Ya es el octavo mes del calendario lunar, no falta mucho para que comience la temporada de siembra: cosechando batatas, maíz y arroz, todo lo cual es trabajo pesado.
Lo he pensado bien, cualquier cosa que requiera agacharse o ponerse en cuclillas no debería ser asignada a Qingxue.
—Por esa lógica, mejor mantenerla completamente alejada del trabajo —replicó gruñón Wang Zhengguo.
—Ese es el mejor escenario, ¡puedes inventar una excusa para ella!
—Lu Jiang se subió de inmediato al carro.
—Wang Zhengguo lo señaló, mirándolo fijamente, quedándose sin palabras por un momento.
—En el tiempo siguiente, hasta que Lu Jiang abordó el tren, insistió en que Wang Zhengguo prometiera no dejar que Feng Qingxue realizara trabajos pesados, a pesar de su interminable regateo.
Solo después de haber abordado el tren con la ayuda de un conductor, se sintió tranquilo.
—Según las instrucciones de Lu Jiang, Wang Zhengguo envió un breve telegrama a su camarada, Zhao Yong, y luego regresó a casa en la carreta de mula.
—Al pasar por su casa, vio a su hija rompiendo semillas de melón tranquilamente en el banco de piedra junto a la puerta.
Al ver las cáscaras de semillas de melón esparcidas a su alrededor, sintió que su temperamento se encendía —Wang Jiao, estabas comiendo semillas cuando me fui por la mañana.
Ahora, todavía estás comiendo semillas al regresar, ¿qué diablos estás tratando de hacer?
Tu madre está ocupada todo el día, ¿no podrías echarle una mano?
—¿Quién dice que no estoy ayudando?
Hoy hice el almuerzo; ¡fui yo quien cocinó la olla!

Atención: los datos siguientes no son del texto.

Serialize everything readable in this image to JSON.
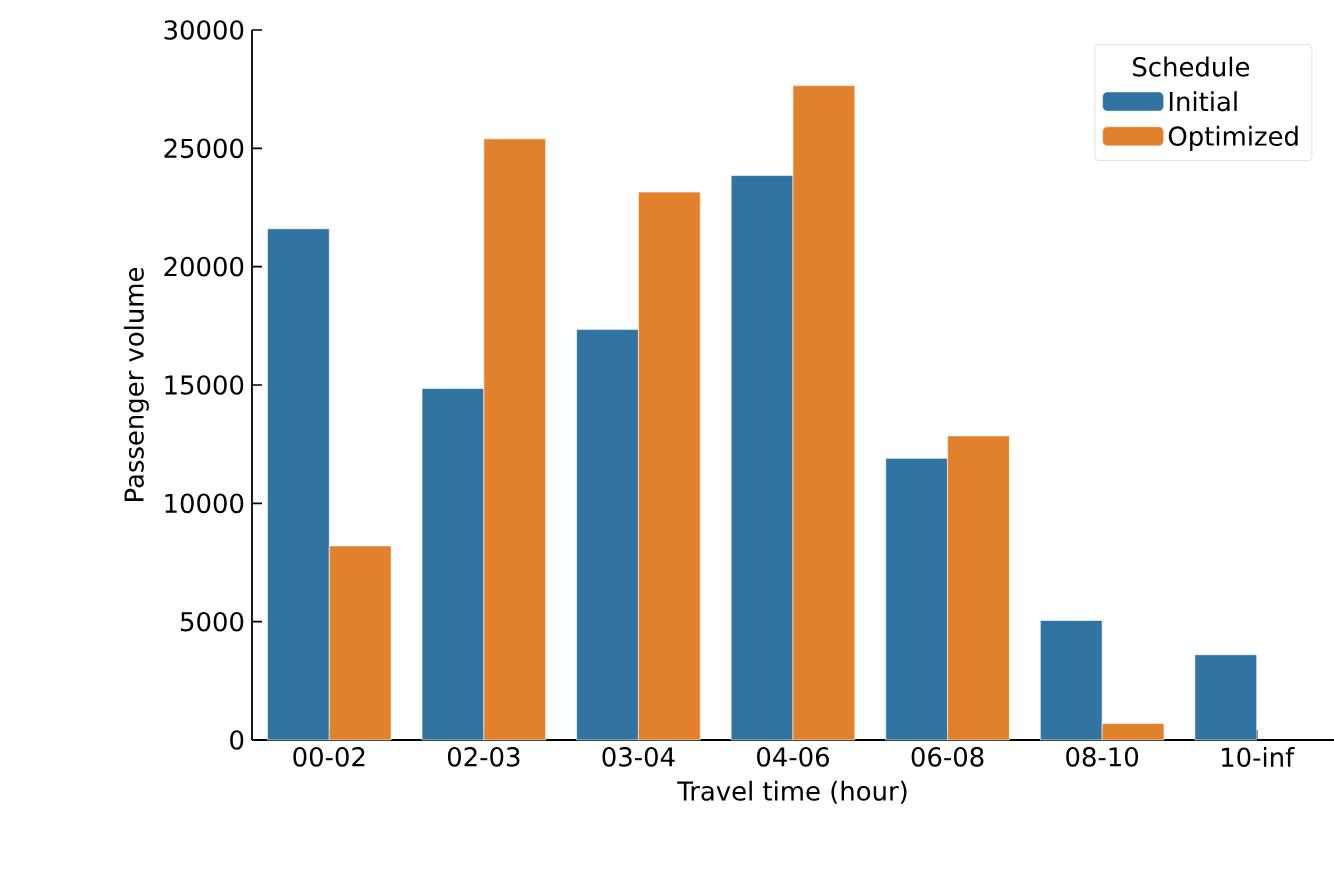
{
  "chart_data": {
    "type": "bar",
    "xlabel": "Travel time (hour)",
    "ylabel": "Passenger volume",
    "legend_title": "Schedule",
    "categories": [
      "00-02",
      "02-03",
      "03-04",
      "04-06",
      "06-08",
      "08-10",
      "10-inf"
    ],
    "series": [
      {
        "name": "Initial",
        "color": "#3274a1",
        "values": [
          21600,
          14850,
          17350,
          23850,
          11900,
          5050,
          3600
        ]
      },
      {
        "name": "Optimized",
        "color": "#e1812c",
        "values": [
          8200,
          25400,
          23150,
          27650,
          12850,
          700,
          null
        ]
      }
    ],
    "ylim": [
      0,
      30000
    ],
    "yticks": [
      0,
      5000,
      10000,
      15000,
      20000,
      25000,
      30000
    ],
    "legend": "top right"
  }
}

—Wang Jiao lanzó sus dos trenzas trenzadas sobre su hombro, se levantó y declaró— ¡Me voy a pasar el rato con Xiaoxue, me ahorro de ser regañada en casa todo el día!
—Wang Jiao disfrutaba pasar tiempo con Feng Qingxue.
Era bonita de ver, lo que la hacía feliz.
—La parte más importante era que Feng Qingxue siempre la invitaba a comida deliciosa y nunca hablaba mal de ella a sus espaldas, diciendo que era perezosa y vanidosa.
¡No piensa que no sabía que muchas personas a menudo hablaban a sus espaldas, incluso persuadiendo a Yuejin para que rompiera su compromiso!